10 de dezembro de 2024

As lendas do Urutau, a mãe-da-lua

Por José Carlos Sá

Urutau ‘bocejando’ (Foto Leonardo Amui / Via Wikiaves)

Uma frase escrita por Monteiro Lobato na obra ‘As aventuras de Hans Staden’ reacendeu a minha curiosidade de saber mais sobre o urutau, o pássaro também chamado de mãe-da-lua. A frase era: “…abrindo a boca num bocejo de urutau”, quando Narizinho pediu à avó para encerrar, por aquele dia, as histórias das aventuras do alemão.

Urutau, mãe-da-lua, urutau-comum, urutágua, urutágo, kúa-kúa e uruvati (Fotos Grupo Observa SC / Whatsapp)

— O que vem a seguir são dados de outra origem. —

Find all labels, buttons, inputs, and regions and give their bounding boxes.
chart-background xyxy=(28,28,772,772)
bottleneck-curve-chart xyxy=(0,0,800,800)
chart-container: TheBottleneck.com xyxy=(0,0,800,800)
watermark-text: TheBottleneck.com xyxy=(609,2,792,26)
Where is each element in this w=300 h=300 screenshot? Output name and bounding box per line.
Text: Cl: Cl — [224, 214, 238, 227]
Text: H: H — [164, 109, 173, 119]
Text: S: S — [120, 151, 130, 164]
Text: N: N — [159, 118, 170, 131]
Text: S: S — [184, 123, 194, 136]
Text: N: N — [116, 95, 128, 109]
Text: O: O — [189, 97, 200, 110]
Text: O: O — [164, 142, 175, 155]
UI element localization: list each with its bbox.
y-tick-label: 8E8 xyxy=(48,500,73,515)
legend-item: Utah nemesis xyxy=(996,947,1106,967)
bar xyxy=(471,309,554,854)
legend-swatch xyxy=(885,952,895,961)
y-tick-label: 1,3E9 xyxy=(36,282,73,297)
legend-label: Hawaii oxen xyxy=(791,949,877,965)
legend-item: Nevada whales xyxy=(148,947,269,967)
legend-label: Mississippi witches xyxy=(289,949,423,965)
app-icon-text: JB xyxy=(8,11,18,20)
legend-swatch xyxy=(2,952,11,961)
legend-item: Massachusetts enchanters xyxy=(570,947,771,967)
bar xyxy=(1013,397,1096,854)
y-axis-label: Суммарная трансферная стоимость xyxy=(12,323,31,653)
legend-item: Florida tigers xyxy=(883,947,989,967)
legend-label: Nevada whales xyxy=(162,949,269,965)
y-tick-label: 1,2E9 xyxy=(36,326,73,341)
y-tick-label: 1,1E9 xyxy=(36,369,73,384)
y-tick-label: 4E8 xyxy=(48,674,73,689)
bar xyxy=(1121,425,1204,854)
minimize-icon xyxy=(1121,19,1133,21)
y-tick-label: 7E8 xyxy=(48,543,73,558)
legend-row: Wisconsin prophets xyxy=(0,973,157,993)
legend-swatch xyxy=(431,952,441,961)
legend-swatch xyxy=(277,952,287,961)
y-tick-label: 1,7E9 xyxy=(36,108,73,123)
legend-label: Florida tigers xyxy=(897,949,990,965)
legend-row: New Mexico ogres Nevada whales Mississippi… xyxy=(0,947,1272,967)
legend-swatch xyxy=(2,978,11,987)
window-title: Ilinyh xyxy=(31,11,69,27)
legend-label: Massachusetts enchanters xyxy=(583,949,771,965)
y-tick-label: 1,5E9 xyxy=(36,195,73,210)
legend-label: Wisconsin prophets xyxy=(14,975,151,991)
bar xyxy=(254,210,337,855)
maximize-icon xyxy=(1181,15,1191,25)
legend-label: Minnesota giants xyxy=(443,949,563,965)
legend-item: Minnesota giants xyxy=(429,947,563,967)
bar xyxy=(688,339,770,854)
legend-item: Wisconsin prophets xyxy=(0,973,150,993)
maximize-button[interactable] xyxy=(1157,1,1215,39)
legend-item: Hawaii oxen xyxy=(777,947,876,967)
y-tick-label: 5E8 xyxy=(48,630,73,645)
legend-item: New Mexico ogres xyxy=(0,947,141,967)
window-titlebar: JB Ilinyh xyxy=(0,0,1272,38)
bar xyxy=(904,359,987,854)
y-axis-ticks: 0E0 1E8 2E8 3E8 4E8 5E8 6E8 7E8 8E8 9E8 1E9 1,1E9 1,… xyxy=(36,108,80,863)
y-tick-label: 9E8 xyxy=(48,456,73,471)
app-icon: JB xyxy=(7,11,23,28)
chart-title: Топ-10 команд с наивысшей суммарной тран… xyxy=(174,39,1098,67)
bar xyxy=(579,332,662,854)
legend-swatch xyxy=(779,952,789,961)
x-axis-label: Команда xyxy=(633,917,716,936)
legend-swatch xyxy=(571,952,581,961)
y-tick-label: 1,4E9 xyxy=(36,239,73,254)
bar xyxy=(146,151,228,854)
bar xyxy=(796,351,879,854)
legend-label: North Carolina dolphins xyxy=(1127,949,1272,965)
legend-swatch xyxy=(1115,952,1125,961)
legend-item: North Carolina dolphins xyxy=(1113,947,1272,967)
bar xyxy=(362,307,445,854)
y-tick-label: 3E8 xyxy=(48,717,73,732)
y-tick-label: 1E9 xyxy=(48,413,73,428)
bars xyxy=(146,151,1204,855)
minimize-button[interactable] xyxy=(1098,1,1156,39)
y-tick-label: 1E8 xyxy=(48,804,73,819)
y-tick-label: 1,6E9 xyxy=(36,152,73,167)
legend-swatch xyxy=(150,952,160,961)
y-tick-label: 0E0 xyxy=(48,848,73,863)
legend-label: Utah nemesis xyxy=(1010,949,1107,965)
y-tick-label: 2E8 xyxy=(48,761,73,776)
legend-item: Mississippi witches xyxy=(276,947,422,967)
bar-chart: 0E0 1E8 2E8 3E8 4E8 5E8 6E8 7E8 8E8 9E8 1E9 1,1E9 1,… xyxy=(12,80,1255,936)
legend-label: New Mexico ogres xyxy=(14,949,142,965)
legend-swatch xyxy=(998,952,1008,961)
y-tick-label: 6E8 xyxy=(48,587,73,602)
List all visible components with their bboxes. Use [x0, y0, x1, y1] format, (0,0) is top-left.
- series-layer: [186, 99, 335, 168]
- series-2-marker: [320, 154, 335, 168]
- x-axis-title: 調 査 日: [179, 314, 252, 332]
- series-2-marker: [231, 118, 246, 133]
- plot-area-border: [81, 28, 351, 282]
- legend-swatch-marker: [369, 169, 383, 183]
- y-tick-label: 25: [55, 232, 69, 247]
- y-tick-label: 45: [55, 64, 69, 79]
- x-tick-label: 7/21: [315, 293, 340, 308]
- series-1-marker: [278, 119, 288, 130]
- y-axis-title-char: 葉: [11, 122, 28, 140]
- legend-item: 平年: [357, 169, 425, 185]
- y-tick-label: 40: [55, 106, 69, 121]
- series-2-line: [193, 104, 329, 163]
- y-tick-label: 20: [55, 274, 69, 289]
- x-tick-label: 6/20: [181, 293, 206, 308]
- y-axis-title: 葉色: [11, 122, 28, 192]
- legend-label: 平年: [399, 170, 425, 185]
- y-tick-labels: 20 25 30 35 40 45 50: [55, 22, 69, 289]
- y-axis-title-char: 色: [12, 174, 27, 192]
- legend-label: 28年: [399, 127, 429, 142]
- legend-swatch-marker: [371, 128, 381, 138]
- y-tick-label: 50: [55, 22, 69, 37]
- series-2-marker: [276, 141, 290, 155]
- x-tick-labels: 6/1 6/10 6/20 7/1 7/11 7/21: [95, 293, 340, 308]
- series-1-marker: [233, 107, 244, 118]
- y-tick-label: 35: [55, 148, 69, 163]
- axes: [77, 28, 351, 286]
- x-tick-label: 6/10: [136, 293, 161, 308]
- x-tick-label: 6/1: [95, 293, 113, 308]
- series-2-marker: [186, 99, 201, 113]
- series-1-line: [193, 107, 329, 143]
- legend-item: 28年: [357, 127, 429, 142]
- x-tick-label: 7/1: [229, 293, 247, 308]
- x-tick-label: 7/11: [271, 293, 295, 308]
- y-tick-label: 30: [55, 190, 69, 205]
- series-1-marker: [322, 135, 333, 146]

Primeiro, apresentando a personagem: O urutau (Nyctibius grandis) é uma ave noturna encontrada na América Latina, entre a Costa Rica e a Argentina. Se alimenta de insetos em voo – especialmente grandes mariposas, cupins e besouros – e tem a capacidade “ninja” de ficar imóvel a ponto de ser confundido com um galho seco de árvores. No entanto, mesmo com os (grandes) olhos fechados, consegue observar o arredor. Também é conhecida com os nomes de mãe-da-lua, urutau-comum, urutágua, urutágo, kúa-kúa e uruvati.

Encontrei, pelo menos, três versões de lendas sobre o pássaro: Uma dos indígenas brasileiros, uma indígena peruana e outra com origem na fronteira do Brasil, em Mato Grosso do Sul, com o Paraguai, na região de Ponta Porã e Pedro Juan Caballero. Vamos a elas.

Nheambiú virou mãe-da-lua depois de perder o seu grande amor (Foto Marcelo Dutra / Wikiaves)

O amor de Nheambiú e Cuimbaé 

Contam que Nheambiú, jovem do povo guarani filha do tuxaua, se apaixonou por Cuimbaé, guerreiro tupi que fora feito prisioneiro. Nheambiú pediu várias vezes ao pai para se casar com Cuimbaé, mas o pedido foi negado tantas vezes quanto foi ouvido. A jovem então sumiu da taba e toda a tribo foi colocada à sua procura. Depois de longas buscas, Nheambiú foi encontrada no meio da mata, paralisada e muda, feito uma estátua. O pajé foi chamado para fazer o desencanto e, como último recurso, falou ao ouvido dela que Cuimbaé morrera. Neste momento Nheambiú se tornou um pássaro – o urutau – que toda noite voa e chora a perda do seu grande amor.

Bebê abandonado 

Na lenda difundida na Amazônia peruana sobre o “ayaymama” (nome local do urutau), um bebê foi abandonado pela mãe na floresta para evitar que morresse por uma peste trazida pelos europeus e que estava dizimando todo o povo. O bebê foi transformado em uma ave que todas as noites lamenta por sua mãe, já que o canto do urutau lembra uma criança lamentando: “ai, ai, mama”.

A história não conta “quem” transformou o bebê em ave e nem “porquê”.

Dançarino de luto

Na região da fronteira Brasil-Paraguai, entre Ponta Porã e Pedro Juan Caballero, contam que a mãe-da-lua é fruto de uma maldição. Naquelas paragens existia um jovem que era habitualmente convidado para as festas nas fazendas e estâncias, por ser bem educado, culto e bom dançarino. Ele era filho único e cuidava da mãe que já era idosa e doente.

Depois que ele se casou e a mulher foi morar na propriedade deles, o jovem parou de frequentar as festas. Um dia, a mãe passou mal e foi preciso que ele fosse até a cidade buscar um médico. No caminho, ao passar por uma fazenda, viu a movimentação e os sons de uma festa, e resolveu apear do cavalo e apreciar a olhar um pouquinho o fandango.

A coisa estava boa e ele dançou uma noite e um dia sem perceber a passagem das horas, só deu por fé com a chegada da esposa. Então se lembrou que estava indo buscar socorro para a mãe. Ele falou para a mulher: “Parei um pouco aqui, mas vou seguir para a cidade”. Ao que a esposa respondeu: “Não precisa mais. Sua mãe morreu”.

O homem saiu correndo, entrou na floresta e nunca mais foi visto. E a lenda é concluída assim: “Dizem que os espíritos da floresta o castigaram transformando em uma ave de olhos amarelos chorosos, que só é permitida sair pela noite se lamentando para lua sua única companheira na solidão”.